A housing boss has promised to sort out the problems on the Rayners Lane Estate - a full six months after tenants officially complained.
The Harrow Observer has previously reported on the residents of Harrow's largest affordable housing estate fuming about terrible living conditions.
Complaints include cramped accommodation, the shoddy condition of old and new properties, and the four-year delay in the £100m estate rebuilding programme.
Tenants wrote to housing company Home in October 2007 with their concerns but nothing was done. Now Gareth Thomas, Labour MP for Harrow West, has met Tracey Lees, managing director of Home (South), and the housing association has pledged to act.
Mrs Lees said: "We were able to discuss many of the issues that have been reported in the local press, specifically the delays in our regeneration programme and concerns about the conditions of some existing homes.
"My staff are currently working with our contractors InSpace, architects and the London Borough of Harrow to do all we can to accelerate the rate at which we can build new homes.
"The condition of the existing homes at Rayners Lane has deteriorated at a more rapid rate than we envisaged and we have recently carried out a survey of the existing homes so that we can identify any repairs work that may be required."
But tenants are sceptical, even after the promises made by the housing association to Mr Thomas at the end of last month.
Margaret Opare, chairwoman of Rayners Lane Estate Tenants' and Residents' Association, said: "Tracey Lees' comments are far removed from reality. When tenants and residents complain to Home, they do not do anything.
"During meetings, they would promise to fix things but it's all promises and nothing has been done at all.
"Everybody is angry and discontented with the services they are providing. All we want is for Home to listen, respect people and do their jobs well."

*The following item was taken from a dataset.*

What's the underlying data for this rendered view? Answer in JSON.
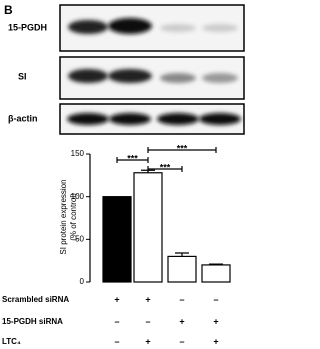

Councillor Chris Noyce (Lib Dem), who represented the estate's residents for 16 years and oversaw the transfer of their tenancies from the council to Home in 2002, said: "It was clear that Home won the tender to become the landlord on the basis of very clear promises.
"Six years on, the perception is that they have defaulted on those promises.
"It's the duty of Home to live up to those promises and deliver the new homes."